Lashley-Haynes, candidate for Office No. 67, has invested her time outside of the courtroom advocating for those who need help. She served on the national board of the National Legal Aid & Defender Association — a nonprofit founded in 1911, dedicated to providing legal services to people from low-income communities and protecting the rights of the oppressed. Lashley-Haynes is also involved at a local level, she coordinated a hot meal program for a local charter school, and organized a gift drive for unaccompanied children in detention camps during the Trump administration. She says her passion for advocacy inspired her to run for a seat as a Superior Court judge. “I also decided I was going to remain really true to myself. … For me, that consists of a lot of community building, and getting out there in the community meeting people… I’m not going to go around, you know, hounding big money people for giant donations.”

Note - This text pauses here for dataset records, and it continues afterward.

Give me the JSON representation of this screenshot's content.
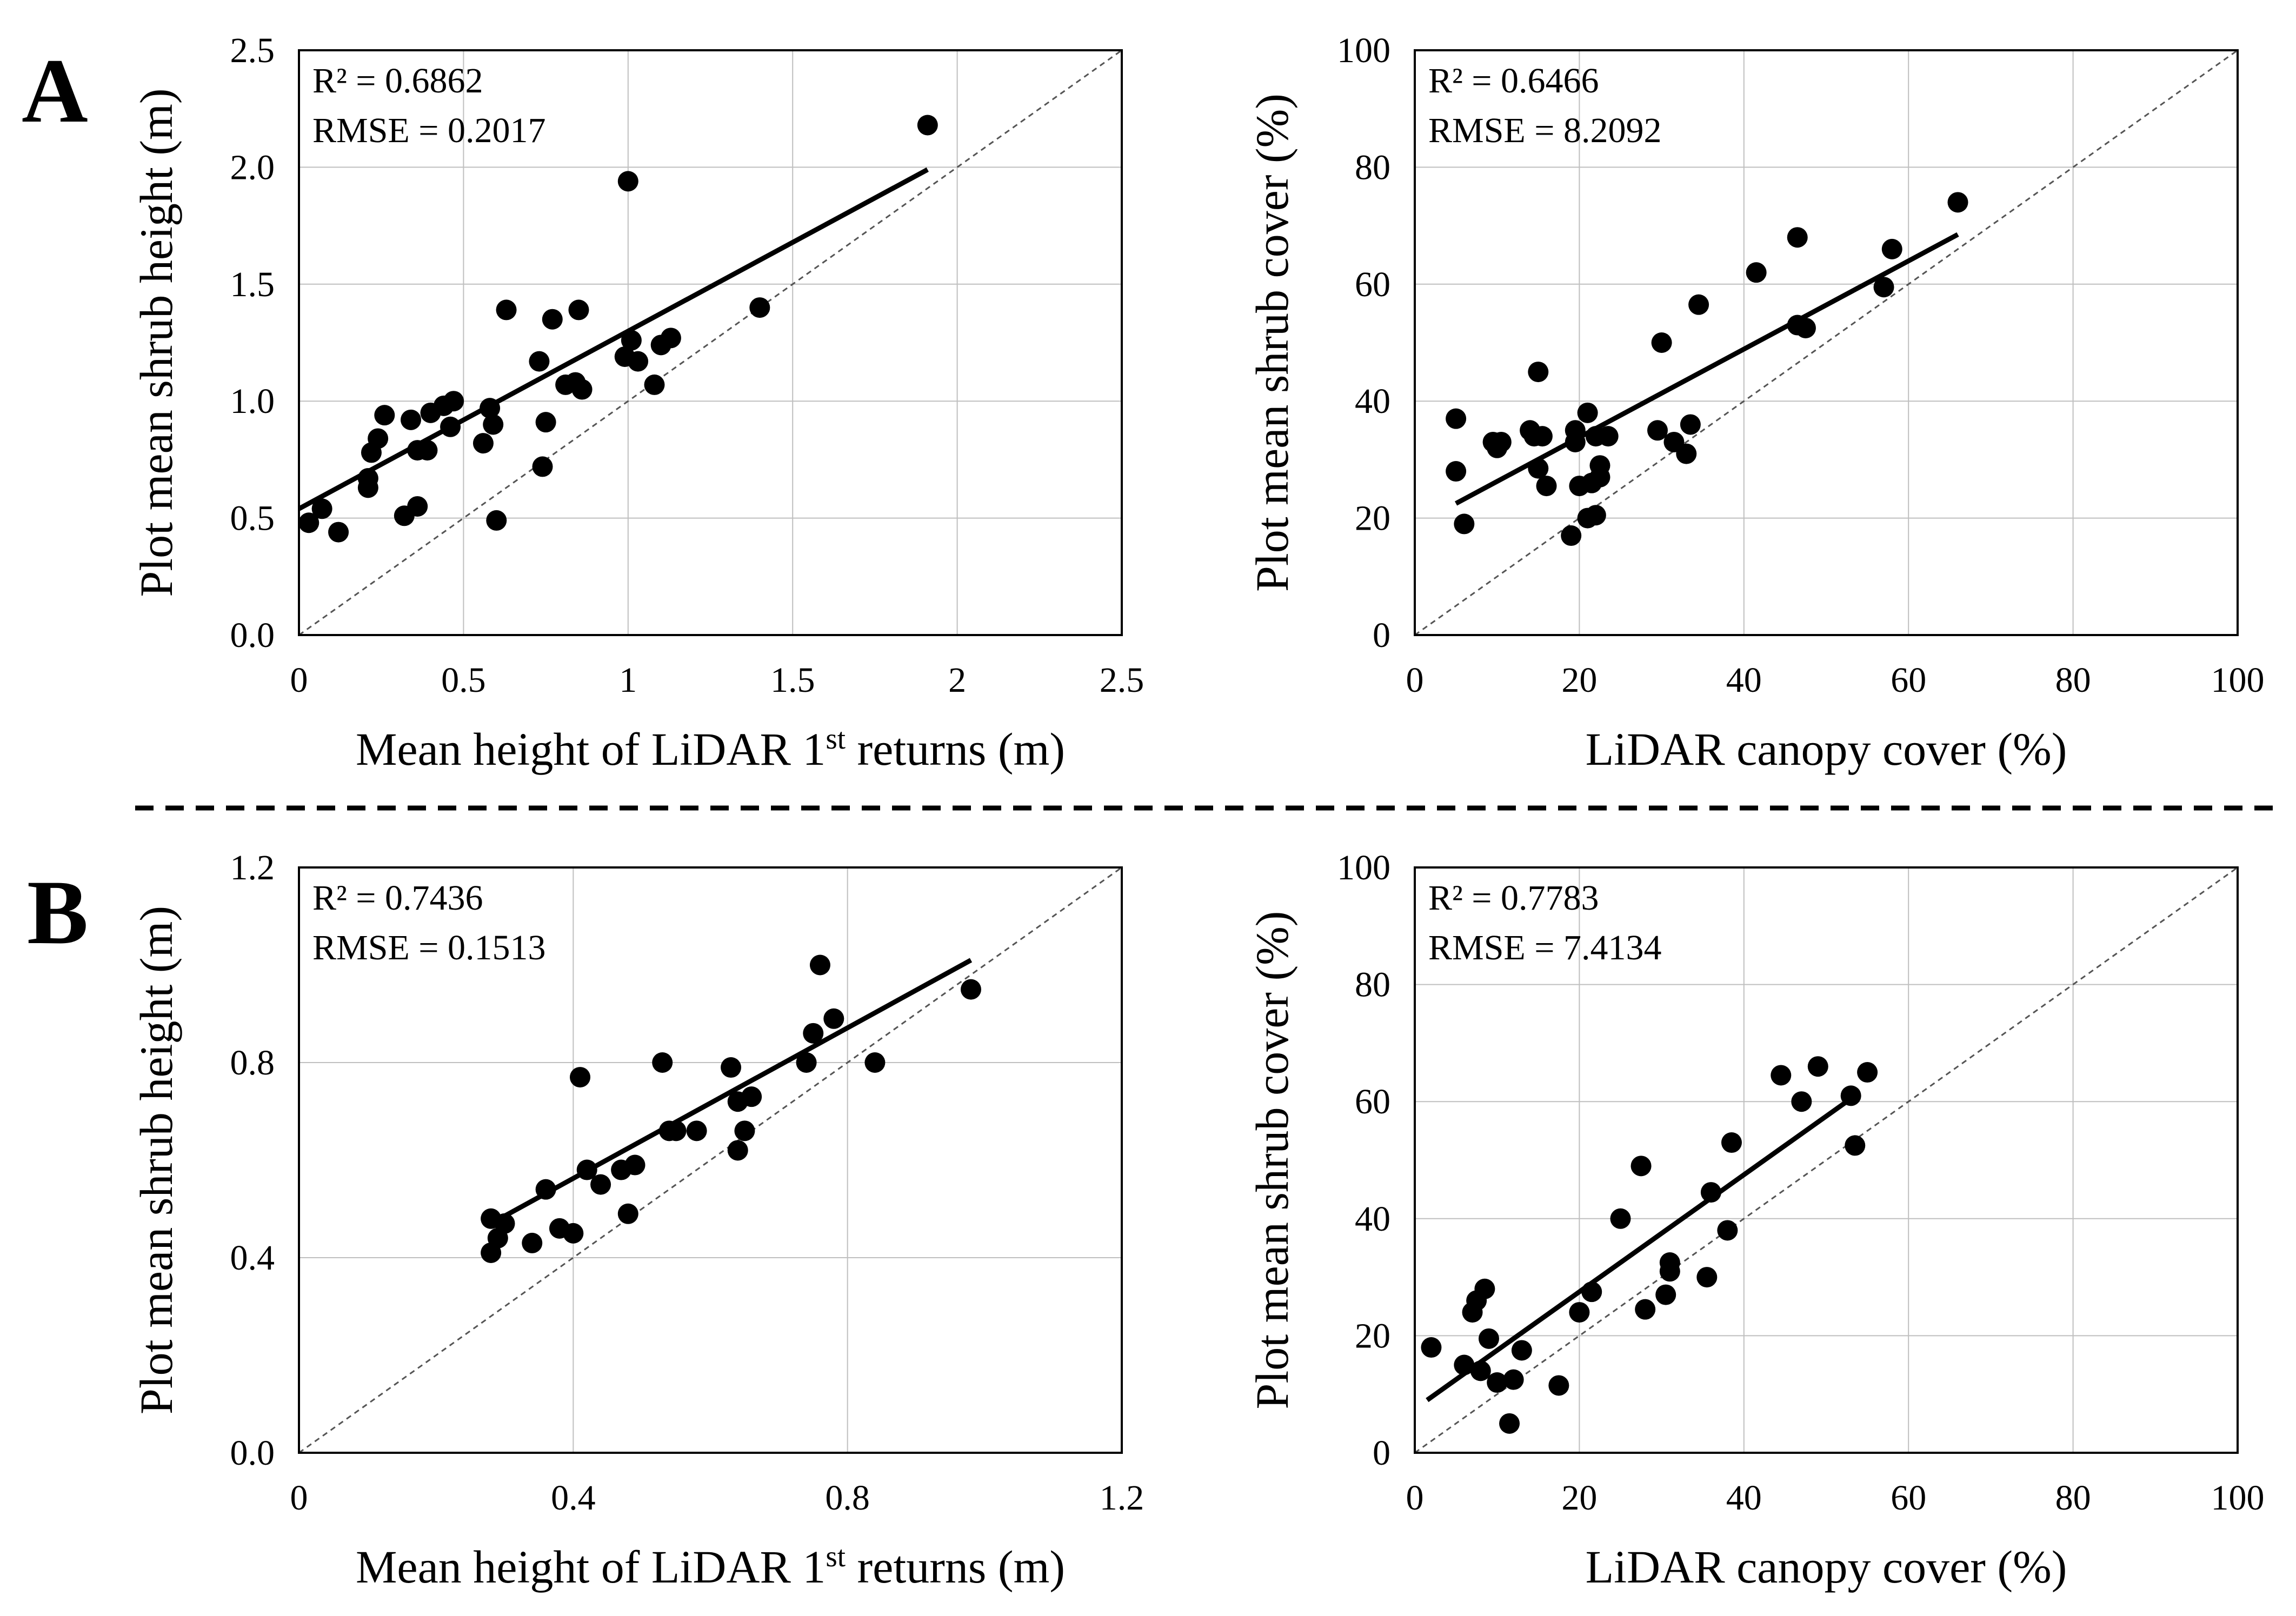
{
  "panel_labels": {
    "a": "A",
    "b": "B"
  },
  "chart_data": [
    {
      "id": "A-left",
      "type": "scatter",
      "xlabel": "Mean height of LiDAR 1st returns (m)",
      "ylabel": "Plot mean shrub height (m)",
      "xlim": [
        0,
        2.5
      ],
      "ylim": [
        0,
        2.5
      ],
      "xticks": [
        "0",
        "0.5",
        "1",
        "1.5",
        "2",
        "2.5"
      ],
      "yticks": [
        "0.0",
        "0.5",
        "1.0",
        "1.5",
        "2.0",
        "2.5"
      ],
      "grid": true,
      "r2": "R² = 0.6862",
      "rmse": "RMSE = 0.2017",
      "fit_line": {
        "x": [
          0.0,
          1.91
        ],
        "y": [
          0.54,
          1.99
        ]
      },
      "identity_line": true,
      "points": [
        [
          0.03,
          0.48
        ],
        [
          0.07,
          0.54
        ],
        [
          0.12,
          0.44
        ],
        [
          0.21,
          0.63
        ],
        [
          0.21,
          0.67
        ],
        [
          0.22,
          0.78
        ],
        [
          0.24,
          0.84
        ],
        [
          0.26,
          0.94
        ],
        [
          0.32,
          0.51
        ],
        [
          0.34,
          0.92
        ],
        [
          0.36,
          0.55
        ],
        [
          0.36,
          0.79
        ],
        [
          0.39,
          0.79
        ],
        [
          0.4,
          0.95
        ],
        [
          0.44,
          0.98
        ],
        [
          0.46,
          0.89
        ],
        [
          0.47,
          1.0
        ],
        [
          0.56,
          0.82
        ],
        [
          0.58,
          0.97
        ],
        [
          0.59,
          0.9
        ],
        [
          0.6,
          0.49
        ],
        [
          0.63,
          1.39
        ],
        [
          0.73,
          1.17
        ],
        [
          0.74,
          0.72
        ],
        [
          0.75,
          0.91
        ],
        [
          0.77,
          1.35
        ],
        [
          0.81,
          1.07
        ],
        [
          0.84,
          1.08
        ],
        [
          0.85,
          1.39
        ],
        [
          0.86,
          1.05
        ],
        [
          0.99,
          1.19
        ],
        [
          1.0,
          1.94
        ],
        [
          1.01,
          1.26
        ],
        [
          1.03,
          1.17
        ],
        [
          1.08,
          1.07
        ],
        [
          1.1,
          1.24
        ],
        [
          1.13,
          1.27
        ],
        [
          1.4,
          1.4
        ],
        [
          1.91,
          2.18
        ]
      ]
    },
    {
      "id": "A-right",
      "type": "scatter",
      "xlabel": "LiDAR canopy cover (%)",
      "ylabel": "Plot mean shrub cover (%)",
      "xlim": [
        0,
        100
      ],
      "ylim": [
        0,
        100
      ],
      "xticks": [
        "0",
        "20",
        "40",
        "60",
        "80",
        "100"
      ],
      "yticks": [
        "0",
        "20",
        "40",
        "60",
        "80",
        "100"
      ],
      "grid": true,
      "r2": "R² = 0.6466",
      "rmse": "RMSE = 8.2092",
      "fit_line": {
        "x": [
          5,
          66
        ],
        "y": [
          22.5,
          68.5
        ]
      },
      "identity_line": true,
      "points": [
        [
          5,
          37
        ],
        [
          5,
          28
        ],
        [
          6,
          19
        ],
        [
          9.5,
          33
        ],
        [
          10,
          32
        ],
        [
          10.5,
          33
        ],
        [
          14,
          35
        ],
        [
          14.5,
          34
        ],
        [
          15,
          28.5
        ],
        [
          15,
          45
        ],
        [
          15.5,
          34
        ],
        [
          16,
          25.5
        ],
        [
          19,
          17
        ],
        [
          19.5,
          33
        ],
        [
          19.5,
          35
        ],
        [
          20,
          25.5
        ],
        [
          21,
          20
        ],
        [
          21,
          38
        ],
        [
          21.5,
          26
        ],
        [
          22,
          34
        ],
        [
          22,
          20.5
        ],
        [
          22.5,
          27
        ],
        [
          22.5,
          29
        ],
        [
          23.5,
          34
        ],
        [
          29.5,
          35
        ],
        [
          30,
          50
        ],
        [
          31.5,
          33
        ],
        [
          33,
          31
        ],
        [
          33.5,
          36
        ],
        [
          34.5,
          56.5
        ],
        [
          41.5,
          62
        ],
        [
          46.5,
          53
        ],
        [
          46.5,
          68
        ],
        [
          47.5,
          52.5
        ],
        [
          57,
          59.5
        ],
        [
          58,
          66
        ],
        [
          66,
          74
        ]
      ]
    },
    {
      "id": "B-left",
      "type": "scatter",
      "xlabel": "Mean height of LiDAR 1st returns (m)",
      "ylabel": "Plot mean shrub height (m)",
      "xlim": [
        0,
        1.2
      ],
      "ylim": [
        0,
        1.2
      ],
      "xticks": [
        "0",
        "0.4",
        "0.8",
        "1.2"
      ],
      "yticks": [
        "0.0",
        "0.4",
        "0.8",
        "1.2"
      ],
      "grid": true,
      "r2": "R² = 0.7436",
      "rmse": "RMSE = 0.1513",
      "fit_line": {
        "x": [
          0.28,
          0.98
        ],
        "y": [
          0.47,
          1.01
        ]
      },
      "identity_line": true,
      "points": [
        [
          0.28,
          0.41
        ],
        [
          0.28,
          0.48
        ],
        [
          0.29,
          0.44
        ],
        [
          0.3,
          0.47
        ],
        [
          0.34,
          0.43
        ],
        [
          0.36,
          0.54
        ],
        [
          0.38,
          0.46
        ],
        [
          0.4,
          0.45
        ],
        [
          0.41,
          0.77
        ],
        [
          0.42,
          0.58
        ],
        [
          0.44,
          0.55
        ],
        [
          0.47,
          0.58
        ],
        [
          0.48,
          0.49
        ],
        [
          0.49,
          0.59
        ],
        [
          0.53,
          0.8
        ],
        [
          0.54,
          0.66
        ],
        [
          0.55,
          0.66
        ],
        [
          0.58,
          0.66
        ],
        [
          0.63,
          0.79
        ],
        [
          0.64,
          0.62
        ],
        [
          0.64,
          0.72
        ],
        [
          0.65,
          0.66
        ],
        [
          0.66,
          0.73
        ],
        [
          0.74,
          0.8
        ],
        [
          0.75,
          0.86
        ],
        [
          0.76,
          1.0
        ],
        [
          0.78,
          0.89
        ],
        [
          0.84,
          0.8
        ],
        [
          0.98,
          0.95
        ]
      ]
    },
    {
      "id": "B-right",
      "type": "scatter",
      "xlabel": "LiDAR canopy cover (%)",
      "ylabel": "Plot mean shrub cover (%)",
      "xlim": [
        0,
        100
      ],
      "ylim": [
        0,
        100
      ],
      "xticks": [
        "0",
        "20",
        "40",
        "60",
        "80",
        "100"
      ],
      "yticks": [
        "0",
        "20",
        "40",
        "60",
        "80",
        "100"
      ],
      "grid": true,
      "r2": "R² = 0.7783",
      "rmse": "RMSE = 7.4134",
      "fit_line": {
        "x": [
          1.5,
          53.5
        ],
        "y": [
          9,
          61
        ]
      },
      "identity_line": true,
      "points": [
        [
          2,
          18
        ],
        [
          6,
          15
        ],
        [
          7,
          24
        ],
        [
          7.5,
          26
        ],
        [
          8,
          14
        ],
        [
          8.5,
          28
        ],
        [
          9,
          19.5
        ],
        [
          10,
          12
        ],
        [
          11.5,
          5
        ],
        [
          12,
          12.5
        ],
        [
          13,
          17.5
        ],
        [
          17.5,
          11.5
        ],
        [
          20,
          24
        ],
        [
          21.5,
          27.5
        ],
        [
          25,
          40
        ],
        [
          27.5,
          49
        ],
        [
          28,
          24.5
        ],
        [
          30.5,
          27
        ],
        [
          31,
          31
        ],
        [
          31,
          32.5
        ],
        [
          35.5,
          30
        ],
        [
          36,
          44.5
        ],
        [
          38,
          38
        ],
        [
          38.5,
          53
        ],
        [
          44.5,
          64.5
        ],
        [
          47,
          60
        ],
        [
          49,
          66
        ],
        [
          53,
          61
        ],
        [
          53.5,
          52.5
        ],
        [
          55,
          65
        ]
      ]
    }
  ]
}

Biased judges can wield power irresponsibly, but fair judges can use that power for community good. Park advocates for expanding and funding diversion programs. She says the purpose of diversion is to address the root issues of what causes people to violate the law. “If [the defendant] has a substance abuse issue, diversion can involve rehabilitation; if they have anger issues, they can be sent to anger management courses.”
Reitano agrees. Many of her current clients struggle with mental health issues and benefit from diversion programs. Reitano believes that an increased use of court-ordered diversions would create enough demand to fund more mental health options and address the underlying causes of crime. “Otherwise,” says Reitano, “This won’t go away no matter how many people you arrest.”
The public often skips voting for judicial seats, but Hancock, Lashley-Haynes, Reitano, and Park urge voters to think about the judges that they’re electing and make a choice. “This is the only time that the people have to participate in the judicial process,” says Reitano. “It could be a big deal.”
CORRECTION 3/15/21: A previous version of this article stated that Reitano decided to run after a judge put one of her clients in custody to punish him for showing up late to a trial.